DK: So if you look at the history of education, you end up getting more and more personal over time. So my kids love to watch these reruns of Little House on the Prairie, and you watch these old shows, still in old grainy colors, I think they find that to be funny in a Netflix generation, but one of the things you look at, you'll see the old, one-room schoolhouse, and that was amazingly advanced for that time rather than people having to learn at home and be at the best of how good or bad their parents were as teachers, and then you see that model move toward more of the classroom model where you could try to target content more at one group's individual level, but we've seen a lot of cracks in that model now, where you might have an eighth-grade math brain and a fourth reading level, what grade should that person be in?

If you ask me to jump on my DeLorean and go into the future and see what is education going to be like, I think the concept of fixed grades is going to be viewed very much as an anachronism going forward, where it's like, "Wow, that feels like something that should have happened out of a different time." So I think if you... the whole thing is you're moving toward more and more personalized learning.

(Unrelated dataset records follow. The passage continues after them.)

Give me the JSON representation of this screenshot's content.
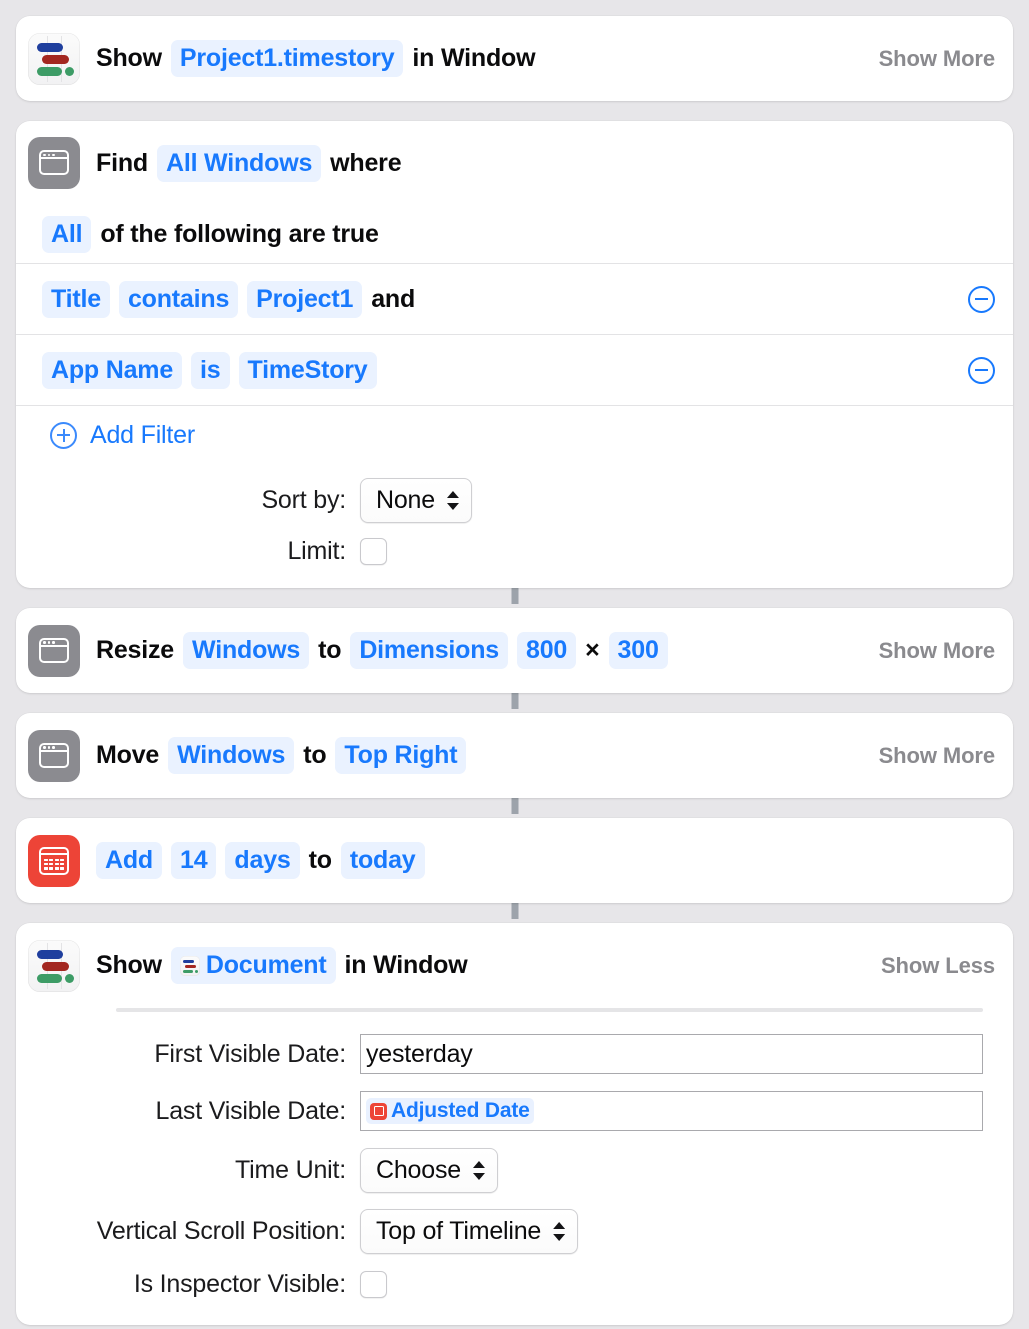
{
  "theme": {
    "accent": "#1879fd",
    "token_bg": "#eaf2ff",
    "canvas_bg": "#e7e6e9",
    "card_bg": "#ffffff",
    "muted_text": "#8a8a8e",
    "calendar_icon_color": "#ed4437",
    "window_icon_color": "#8b8b90"
  },
  "actions": [
    {
      "id": "show-document-window-1",
      "icon": "timestory-app-icon",
      "words": [
        {
          "type": "plain",
          "text": "Show"
        },
        {
          "type": "token",
          "text": "Project1.timestory"
        },
        {
          "type": "plain",
          "text": "in Window"
        }
      ],
      "toggle": "Show More"
    },
    {
      "id": "find-windows",
      "icon": "window-icon",
      "words": [
        {
          "type": "plain",
          "text": "Find"
        },
        {
          "type": "token",
          "text": "All Windows"
        },
        {
          "type": "plain",
          "text": "where"
        }
      ],
      "condition": {
        "quantifier": "All",
        "suffix": "of the following are true"
      },
      "filters": [
        {
          "field": "Title",
          "operator": "contains",
          "value": "Project1",
          "conjunction": "and"
        },
        {
          "field": "App Name",
          "operator": "is",
          "value": "TimeStory",
          "conjunction": ""
        }
      ],
      "add_filter_label": "Add Filter",
      "sort_by": {
        "label": "Sort by:",
        "value": "None"
      },
      "limit": {
        "label": "Limit:",
        "checked": false
      }
    },
    {
      "id": "resize-windows",
      "icon": "window-icon",
      "words": [
        {
          "type": "plain",
          "text": "Resize"
        },
        {
          "type": "token",
          "text": "Windows"
        },
        {
          "type": "plain",
          "text": "to"
        },
        {
          "type": "token",
          "text": "Dimensions"
        },
        {
          "type": "token",
          "text": "800"
        },
        {
          "type": "plain",
          "text": "×"
        },
        {
          "type": "token",
          "text": "300"
        }
      ],
      "toggle": "Show More"
    },
    {
      "id": "move-windows",
      "icon": "window-icon",
      "words": [
        {
          "type": "plain",
          "text": "Move"
        },
        {
          "type": "token",
          "text": "Windows"
        },
        {
          "type": "plain",
          "text": "to"
        },
        {
          "type": "token",
          "text": "Top Right"
        }
      ],
      "toggle": "Show More"
    },
    {
      "id": "adjust-date",
      "icon": "calendar-icon",
      "words": [
        {
          "type": "token",
          "text": "Add"
        },
        {
          "type": "token",
          "text": "14"
        },
        {
          "type": "token",
          "text": "days"
        },
        {
          "type": "plain",
          "text": "to"
        },
        {
          "type": "token",
          "text": "today"
        }
      ],
      "toggle": ""
    },
    {
      "id": "show-document-window-2",
      "icon": "timestory-app-icon",
      "words": [
        {
          "type": "plain",
          "text": "Show"
        },
        {
          "type": "token-with-doc-icon",
          "text": "Document"
        },
        {
          "type": "plain",
          "text": "in Window"
        }
      ],
      "toggle": "Show Less",
      "parameters": [
        {
          "name": "first-visible-date",
          "label": "First Visible Date:",
          "control": "textfield",
          "value": "yesterday"
        },
        {
          "name": "last-visible-date",
          "label": "Last Visible Date:",
          "control": "textfield-variable",
          "value": "Adjusted Date"
        },
        {
          "name": "time-unit",
          "label": "Time Unit:",
          "control": "popup",
          "value": "Choose"
        },
        {
          "name": "vertical-scroll-position",
          "label": "Vertical Scroll Position:",
          "control": "popup",
          "value": "Top of Timeline"
        },
        {
          "name": "is-inspector-visible",
          "label": "Is Inspector Visible:",
          "control": "checkbox",
          "checked": false
        }
      ]
    }
  ]
}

Look at the rise of places like nerdy.com, it's the largest online tutoring marketplace, happy to be an investor there and was on the board for many years, they grew out of this desire for people to get one-on-one, direct education, and so I see that personalization need applying within the classroom, but also applying outside of the classroom. Anything from applying for scholarships, applying for college, to automating the workflows behind the scenes, I see the future of education being so personalized, it will make today's education feel as archaic as dialing up would today.

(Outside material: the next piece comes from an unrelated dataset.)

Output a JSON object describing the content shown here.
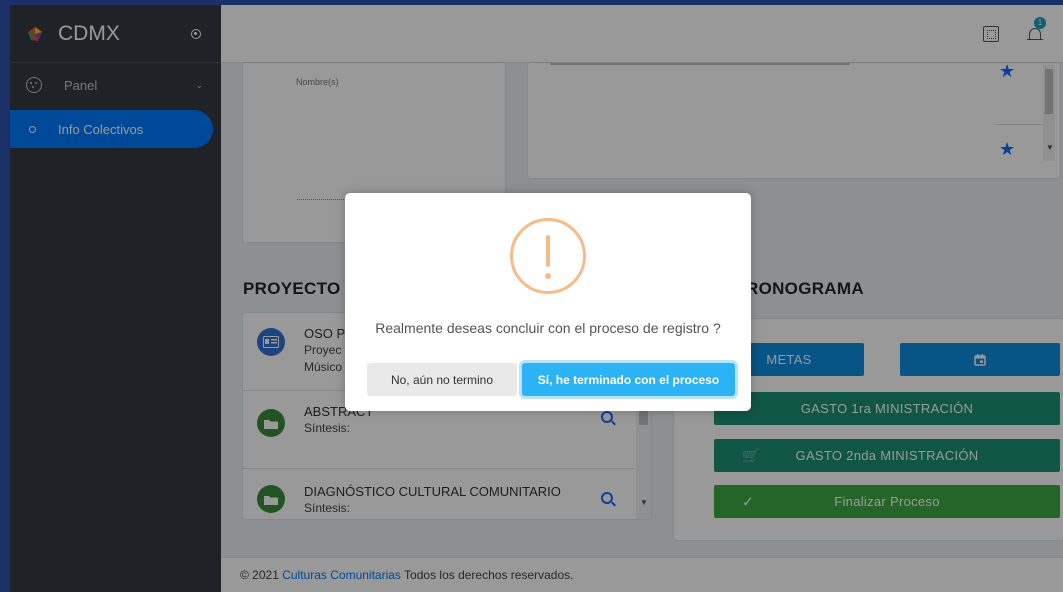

IE: Yeah, we need to move kids off of the conveyor belt and into their own personalized roadmap, into their own personalized mission, if you will. I could see that also applying to the way that we structure majors, and the way, possibly, we have this hierarchy between bachelor's, master's, and postdoc work, so it's quite possible that you're declaring a mission or a concentration or a domain of interest, and then just pursuing knowledge within that domain at your own pace, it'll probably come back to credentialing and making sure that employers or I guess society at large can say, "Oh yeah, well, they have an equal amount of education here." So having some standards, I guess, in place would be still probably appropriate, but the idea of personalization, I think, is one that I haven't heard. A lot of people are talking about the disruption of education and disruption with intent or interest around personalization, I think that's a very compelling idea.

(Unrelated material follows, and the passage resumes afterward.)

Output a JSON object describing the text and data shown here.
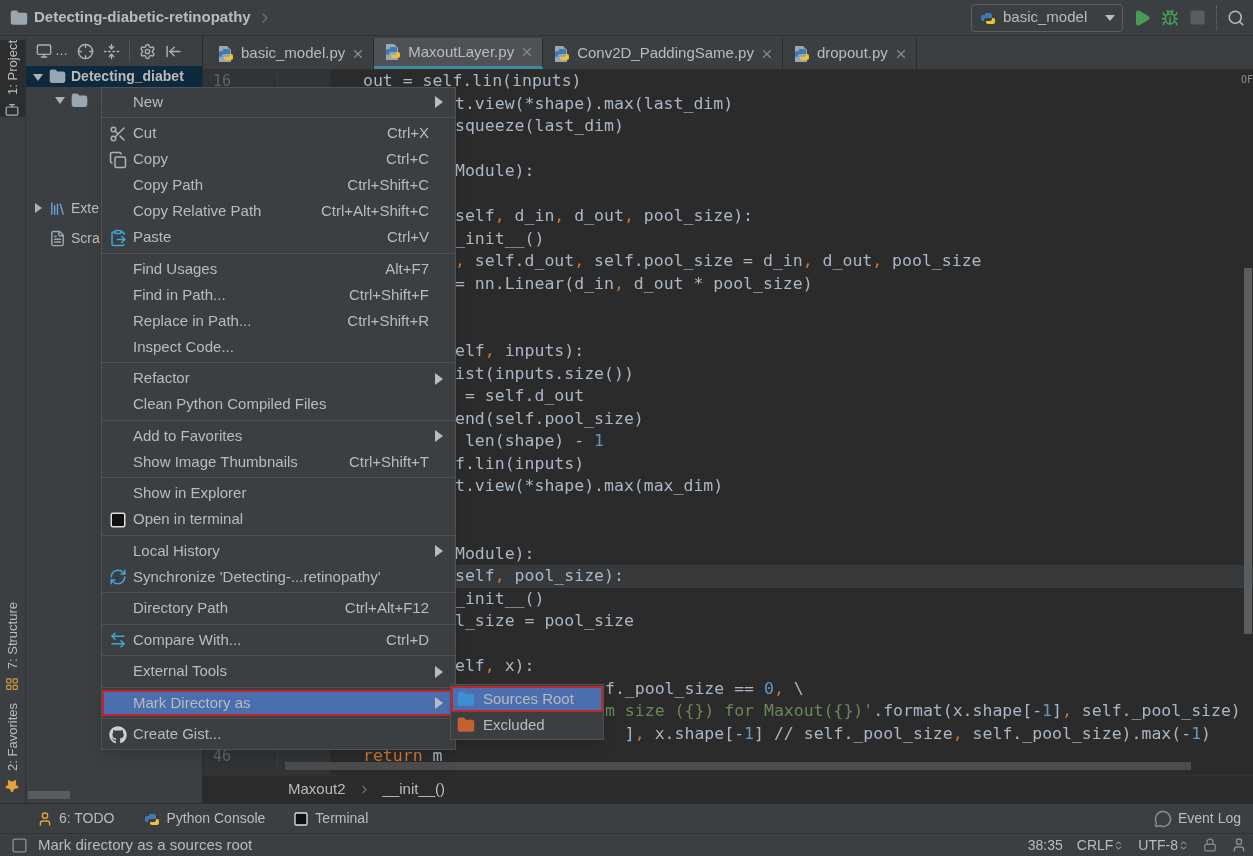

DK: Yeah, I think a tale of two online education experiences here, so my kids were home during part of the pandemic as many kids were, and they hated Zoom at home. Zoom is a four-letter word to my eldest daughter, and I mean that in every way possible, conversely, they love Duolingo, and they use Duolingo as an adaptive learning platform, it doesn't feel like they're in Spanish class, they're having fun, and so I think we saw the limits of one giant class for all people, all day, for all time, and we're seeing the benefits of adaptive learning, back to what we were seeing over at Nerdy. I got really excited when they rolled out their SAT and ACT prep, where instead of having to study for the entire thing, you go and you take an adaptive learning assessment, and it's going to personalize the specific areas you need to go focus on and thus save you a ton of time, I think you're going to see that pattern or that concept apply out across all of education.

IE: Anything to maybe leave the listeners with? I know you've shared a lot and many people will have to go back and refer to the notes and see exactly how they're going to pick this up and apply this to their organization, but any parting words or any continued advice that you might want to offer our listeners?

DK: Now is the time to get started. You don't have to clean up before you take the bath, you don't have to have everything ready and perfect, now's the time to go bring this technology into your organization.